Why SVM?: When we have 2 categories in your dataset but no obvious linear classifier that separates them in a nice way we use support vector machines (SVM) Basically, the support machine transforms the given data from lower dimensional space to higher dimensional space to find the maximum marginal classifier (decision boundary) to classify them.
Explanation It starts with Bias Variance Trade-off in any classification problem or ML problem.
Taking an example of a 1-dimensional dataset e.g.Obess vs not Obsess wrt to the only weight of the person. Here we can choose the best threshold to classify those. But how do we choose the best threshold which separates the dataset properly?
To solve this dilemma we find maximum margins from both the classes and put the threshold which is called Maximum Margin Classifier. Basically a margin is the distance between to nearest observations.
The major drawback of Maximum Margin Classifier is they are very sensitive to any outlier which is close to the boundary of the other class. To mitigate this problem we must allow misclassification while choosing the decision boundary. This is what we called bias-variance trade-ff.
So when we allow the misclassifications, the distance between the observations and the threshold is called Soft Margin. How do we know which is best soft margin?
The answer is Cross Validation. That is nothing but try on your validation dataset using this given threshold.
We use these soft margins to determine the thresholds we are using a soft margin classifier aka Support Vector Classifier.
Support Vector are the observations in the training data which lie within the soft margin are called support vectors.
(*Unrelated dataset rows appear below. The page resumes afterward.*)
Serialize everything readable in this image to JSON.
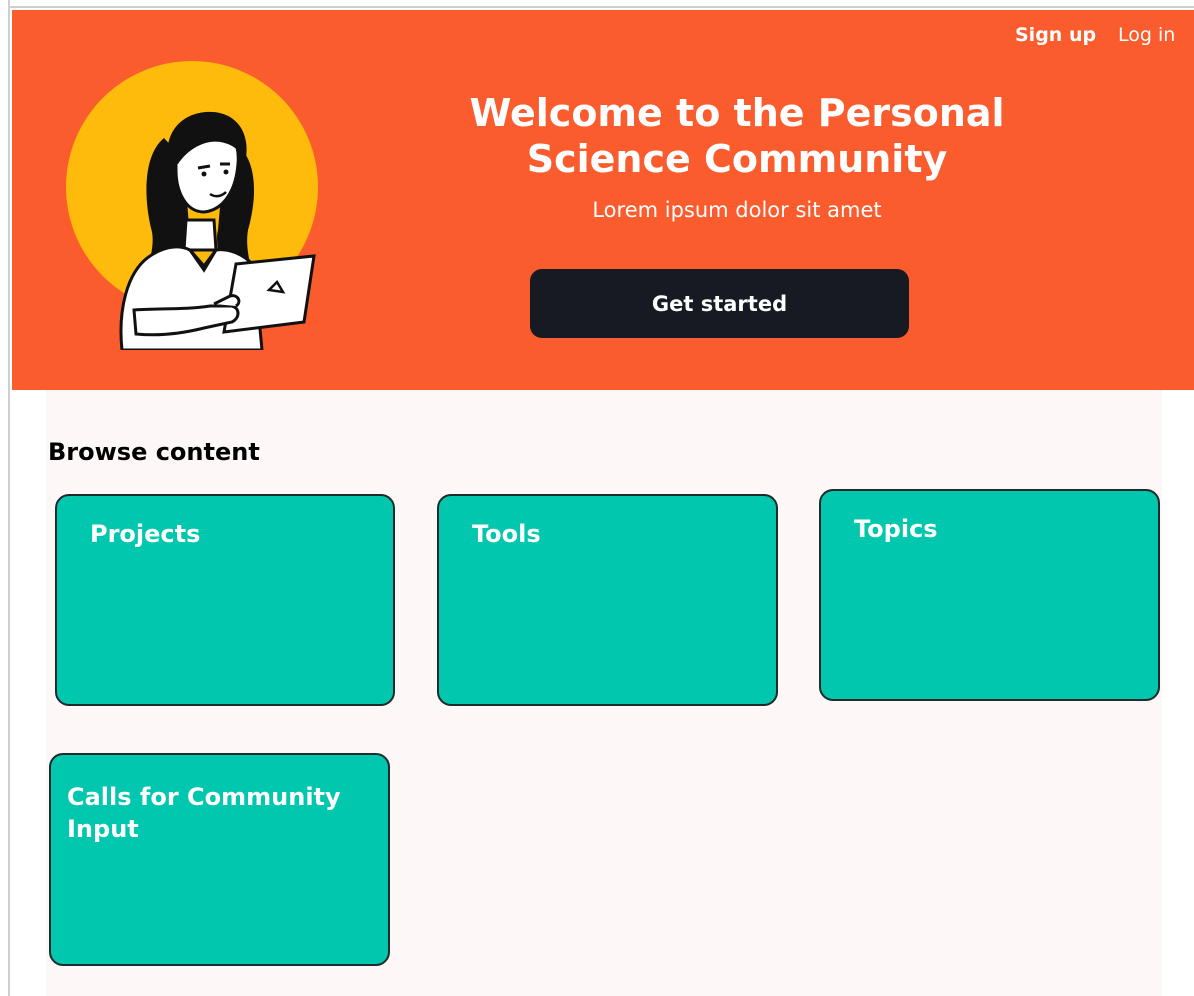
{
  "nav": {
    "signup_label": "Sign up",
    "login_label": "Log in"
  },
  "hero": {
    "title": "Welcome to the Personal\nScience Community",
    "subtitle": "Lorem ipsum dolor sit amet",
    "cta_label": "Get started",
    "illustration": "person-with-laptop"
  },
  "browse": {
    "title": "Browse content",
    "cards": [
      {
        "label": "Projects"
      },
      {
        "label": "Tools"
      },
      {
        "label": "Topics"
      },
      {
        "label": "Calls for Community Input"
      }
    ]
  },
  "colors": {
    "hero_background": "#fa5c2d",
    "accent_circle": "#ffbb0b",
    "cta_background": "#171a22",
    "card_background": "#00c7ad",
    "content_background": "#fdf8f7"
  }
}
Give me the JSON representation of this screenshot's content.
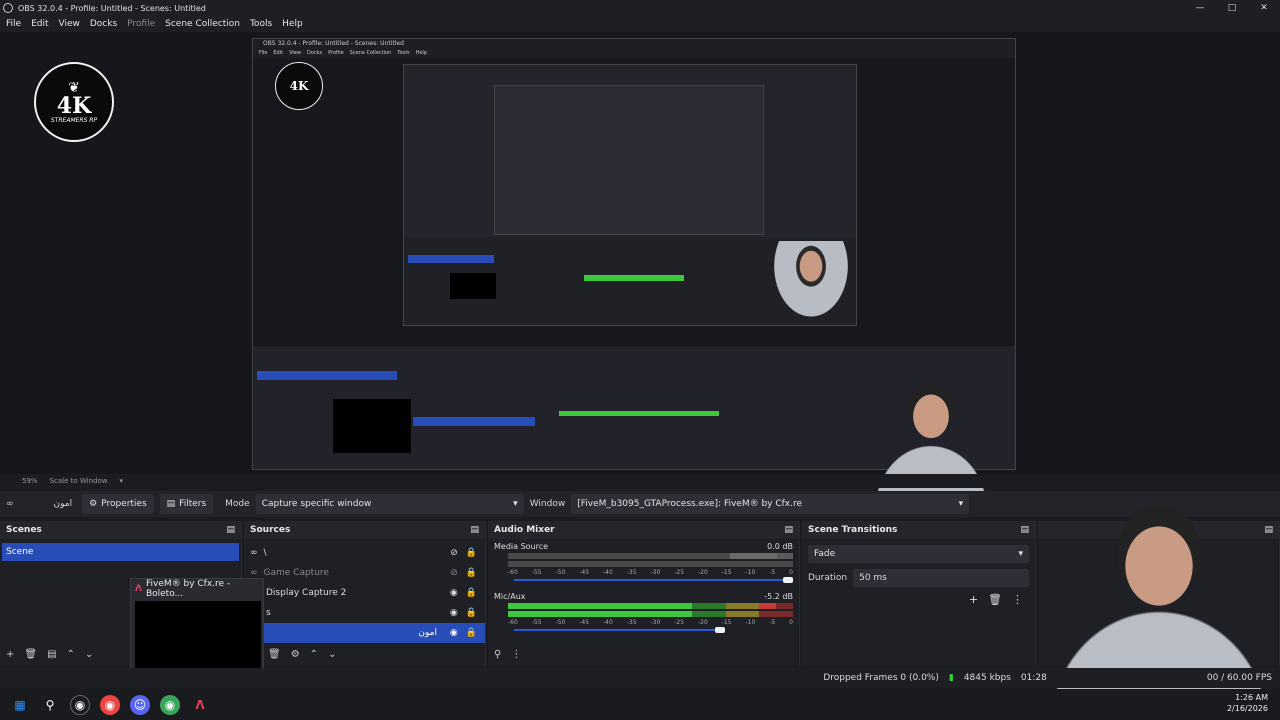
{
  "window": {
    "title": "OBS 32.0.4 - Profile: Untitled - Scenes: Untitled"
  },
  "menu": {
    "file": "File",
    "edit": "Edit",
    "view": "View",
    "docks": "Docks",
    "profile": "Profile",
    "scene_collection": "Scene Collection",
    "tools": "Tools",
    "help": "Help"
  },
  "logo": {
    "text": "4K",
    "sub": "STREAMERS RP"
  },
  "viewbar": {
    "zoom": "59%",
    "scale": "Scale to Window"
  },
  "toolbar": {
    "source_name": "امون",
    "properties_label": "Properties",
    "filters_label": "Filters",
    "mode_label": "Mode",
    "mode_value": "Capture specific window",
    "window_label": "Window",
    "window_value": "[FiveM_b3095_GTAProcess.exe]: FiveM® by Cfx.re"
  },
  "scenes": {
    "title": "Scenes",
    "items": [
      "Scene"
    ]
  },
  "sources": {
    "title": "Sources",
    "items": [
      {
        "label": "\\"
      },
      {
        "label": "Game Capture"
      },
      {
        "label": "Display Capture 2"
      },
      {
        "label": "s"
      },
      {
        "label": "امون"
      }
    ]
  },
  "popup": {
    "title": "FiveM® by Cfx.re - Boleto..."
  },
  "mixer": {
    "title": "Audio Mixer",
    "channels": [
      {
        "name": "Media Source",
        "db": "0.0 dB",
        "level": 0.0
      },
      {
        "name": "Mic/Aux",
        "db": "-5.2 dB",
        "level": 0.86
      }
    ],
    "scale": [
      "-60",
      "-55",
      "-50",
      "-45",
      "-40",
      "-35",
      "-30",
      "-25",
      "-20",
      "-15",
      "-10",
      "-5",
      "0"
    ]
  },
  "transitions": {
    "title": "Scene Transitions",
    "type": "Fade",
    "duration_label": "Duration",
    "duration_value": "50 ms"
  },
  "status": {
    "dropped": "Dropped Frames 0 (0.0%)",
    "bitrate": "4845 kbps",
    "rec_time": "01:28",
    "fps": "00 / 60.00 FPS"
  },
  "clock": {
    "time": "1:26 AM",
    "date": "2/16/2026"
  },
  "colors": {
    "accent": "#284cb8",
    "meter_green": "#3ec83e",
    "meter_yellow": "#c8b23a",
    "meter_red": "#c83a3a"
  }
}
Properties of support Vector: When we have our observations in 1 dimensional then support vector classifier is a Point When the dataset is 2-dimensional then the support vector classifier is a 1-D line. When the dataset is 3-dimensional then support vector classifier is plane or 2-D plane. When we have higher dimensional we have support vectors as hyperplanes.
Support vectors are pretty cool as:
- They can handle basic outliers
- They can handle overlapping observations
BUT if the dataset contains a lot of overlap or difficult to separate the dataset in a given dimension, then no matter where we put our classifier we might get a lot of misclassification, THEN we use Support Vector Machine.
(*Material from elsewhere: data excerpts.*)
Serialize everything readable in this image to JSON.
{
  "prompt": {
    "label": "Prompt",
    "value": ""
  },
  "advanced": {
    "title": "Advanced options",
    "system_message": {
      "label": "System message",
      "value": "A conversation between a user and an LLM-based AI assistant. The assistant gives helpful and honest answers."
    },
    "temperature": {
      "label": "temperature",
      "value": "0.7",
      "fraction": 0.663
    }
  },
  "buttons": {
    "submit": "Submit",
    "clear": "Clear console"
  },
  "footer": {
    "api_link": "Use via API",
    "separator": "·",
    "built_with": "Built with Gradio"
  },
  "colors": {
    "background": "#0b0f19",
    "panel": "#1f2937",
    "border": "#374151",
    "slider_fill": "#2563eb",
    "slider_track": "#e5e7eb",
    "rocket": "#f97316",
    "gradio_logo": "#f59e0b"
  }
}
The basic institution is we transform the dataset into some higher-order function called Kernel functions then apply the classifier into that dimension to form a classifier boundary or Decision bounday. For eg: let say we have a lot of overlapping dataset into 1-D space where maximum margin classifier and support vector classifier fails. We may transform this dataset to at least 2-D space using a simple squared function (a simple Kernel function) for all the observation then we use apply maximum margin classifier to find the decision boundary.
The main ideas of SVM:
- Start with data in relatively low dimensional
- Move the data into a higher dimension
- Find the support vector classifier which classifies the data set into 2 groups
That's it!!!
How do we choose any particular Kernel Function? I think it depends on the application and dataset complexity. To make the transform mathematically possible the classifier uses to transform it wrt to each observation points against others and then it is used to find the decision boundary.
Note: another commonly used kernel is Radial Bais Kernel . Radial Basis Kernel finds the support vecotr classifier in infinite dimensions. I don't have more details about this kernel function as of now.
The Kernel Trick basically kernel function does not transform the complete dataset into a higher dimension because sometime it might overshoot the amount of computation and memory required to do so. Thus, the kernel trick reduces the computations by avoiding the math that transforms the data from low to high dimensions and it makes calculating relationships in the infinite dimensions used by Radial Bias Kernel to compute the bset classifier in infinite space.